When Google first announced Project Treble, the implication was that any device updated to Android Oreo would unlock this magical new feature.
But now OnePlus appears to have confirmed that it’s an opt-in feature for phones being updated to Oreo from older versions, rather than an automatic upgrade.
Manufacturers will seemingly have to choose to enable Project Treble on their updated phones in much the same way that Adoptive Storage – the ability for a phone to use a microSD card as if it was built-in memory – was added to Android Marshmallow but then, to some controversy, NOT implemented by Samsung or LG on their flagships for that year even when they shipped with Marshmallow onboard.
Having said that, it appears that for phones launching with Oreo or higher onboard they will be required by Google to feature Project Treble from the off.
But what’s Project Treble and why should you care? Well…you may not, of course.
But put simply, Project Treble is a Google driven initiative which will arrive aboard Android Oreo; it’s a bid to counter Android’s age-old problem of fragmentation and slow updates to the latest software going forward.
The long and the short of it is that it will allow Android OEMs to circumvent component hardware manufacturer approval when pushing new Android builds to end users. For example, with a new Samsung or HTC phone running a Qualcomm processor, normally the phone makers would have to wait for Qualcomm to develop firmware support infrastructure for the new build; with Project Treble, they won’t need to and can push Android Oreo and later builds quicker.

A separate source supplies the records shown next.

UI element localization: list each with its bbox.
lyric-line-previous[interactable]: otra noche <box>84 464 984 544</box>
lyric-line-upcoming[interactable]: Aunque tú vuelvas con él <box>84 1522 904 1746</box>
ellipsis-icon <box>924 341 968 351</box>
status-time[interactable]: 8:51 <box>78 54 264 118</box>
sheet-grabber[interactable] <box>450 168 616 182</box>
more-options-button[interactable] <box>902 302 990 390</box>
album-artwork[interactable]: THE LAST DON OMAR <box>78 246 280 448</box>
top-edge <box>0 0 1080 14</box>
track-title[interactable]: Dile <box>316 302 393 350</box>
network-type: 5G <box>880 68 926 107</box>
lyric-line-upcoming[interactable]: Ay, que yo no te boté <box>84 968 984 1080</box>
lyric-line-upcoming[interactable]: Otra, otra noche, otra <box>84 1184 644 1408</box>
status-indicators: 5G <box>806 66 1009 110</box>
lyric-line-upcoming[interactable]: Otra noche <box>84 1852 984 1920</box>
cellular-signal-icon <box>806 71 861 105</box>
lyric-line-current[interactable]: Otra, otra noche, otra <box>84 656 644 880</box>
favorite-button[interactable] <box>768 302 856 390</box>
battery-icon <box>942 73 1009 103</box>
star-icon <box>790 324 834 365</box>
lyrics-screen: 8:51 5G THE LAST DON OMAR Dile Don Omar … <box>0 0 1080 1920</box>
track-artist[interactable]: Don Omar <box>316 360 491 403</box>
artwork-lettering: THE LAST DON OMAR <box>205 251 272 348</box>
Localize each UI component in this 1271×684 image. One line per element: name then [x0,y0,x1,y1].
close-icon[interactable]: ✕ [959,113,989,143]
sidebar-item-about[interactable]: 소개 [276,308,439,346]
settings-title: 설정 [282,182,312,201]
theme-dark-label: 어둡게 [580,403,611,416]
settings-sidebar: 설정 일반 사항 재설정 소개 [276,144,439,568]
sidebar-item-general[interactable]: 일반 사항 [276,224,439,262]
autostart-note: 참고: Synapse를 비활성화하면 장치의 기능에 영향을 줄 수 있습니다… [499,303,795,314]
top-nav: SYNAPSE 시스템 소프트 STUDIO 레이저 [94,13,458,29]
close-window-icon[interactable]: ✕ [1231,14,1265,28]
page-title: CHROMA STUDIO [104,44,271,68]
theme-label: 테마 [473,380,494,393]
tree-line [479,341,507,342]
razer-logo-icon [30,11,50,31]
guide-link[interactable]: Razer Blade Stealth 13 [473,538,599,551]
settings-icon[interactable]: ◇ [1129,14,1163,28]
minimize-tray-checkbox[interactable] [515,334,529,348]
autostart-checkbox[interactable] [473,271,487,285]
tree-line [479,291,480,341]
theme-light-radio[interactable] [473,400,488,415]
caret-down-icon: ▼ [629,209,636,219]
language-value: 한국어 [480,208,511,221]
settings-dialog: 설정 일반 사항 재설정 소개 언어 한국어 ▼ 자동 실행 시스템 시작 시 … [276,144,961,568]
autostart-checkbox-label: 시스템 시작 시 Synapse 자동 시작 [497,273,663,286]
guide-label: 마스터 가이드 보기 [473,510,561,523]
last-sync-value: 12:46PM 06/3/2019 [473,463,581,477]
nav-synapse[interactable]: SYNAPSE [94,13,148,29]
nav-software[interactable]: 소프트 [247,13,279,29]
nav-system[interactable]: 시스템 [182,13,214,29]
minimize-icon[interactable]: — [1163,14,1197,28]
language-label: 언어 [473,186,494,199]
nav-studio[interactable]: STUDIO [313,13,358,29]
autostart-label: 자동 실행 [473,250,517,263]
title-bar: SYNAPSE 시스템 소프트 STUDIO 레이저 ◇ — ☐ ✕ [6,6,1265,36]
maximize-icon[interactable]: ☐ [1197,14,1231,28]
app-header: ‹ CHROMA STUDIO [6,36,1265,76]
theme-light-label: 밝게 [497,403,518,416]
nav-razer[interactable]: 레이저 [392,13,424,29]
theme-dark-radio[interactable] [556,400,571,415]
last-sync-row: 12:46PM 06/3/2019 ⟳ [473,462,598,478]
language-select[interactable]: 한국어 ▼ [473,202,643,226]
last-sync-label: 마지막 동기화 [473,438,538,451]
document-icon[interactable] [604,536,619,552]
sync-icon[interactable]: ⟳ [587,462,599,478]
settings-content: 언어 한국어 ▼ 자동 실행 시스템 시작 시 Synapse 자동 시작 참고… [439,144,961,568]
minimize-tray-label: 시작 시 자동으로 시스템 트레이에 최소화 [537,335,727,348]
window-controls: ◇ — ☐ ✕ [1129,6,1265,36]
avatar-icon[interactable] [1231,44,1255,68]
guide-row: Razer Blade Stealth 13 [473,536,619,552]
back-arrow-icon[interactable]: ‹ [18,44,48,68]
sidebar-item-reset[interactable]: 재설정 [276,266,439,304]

There will of course still be many other hurdles to overcome for update pushing, even with this one being removed (most glaringly being carrier network approval, which always takes aaaaages).
Thus, OnePlus has basically said that it won’t participate in Project Treble for all its phones released so far. As they will all be updated to Android Oreo, OnePlus is therefore not obligated to use Project Treble on these devices – and it’s choosing not to.
Going forward though, with the assumed OnePlus 6 in 2018, OnePlus will have to use Project Treble on that model and beyond if it wants to give its users at least a relatively current build of Android at launch – either Oreo or whatever Android P is dubbed – which it’ll need to if it wants to be competitive.
At the other end of the spectrum, Google is enabling Project Treble on the first-gen Pixel phones updating to Android Oreo currently. Likewise, Essential has confirmed it intends to with the Essential PH-1.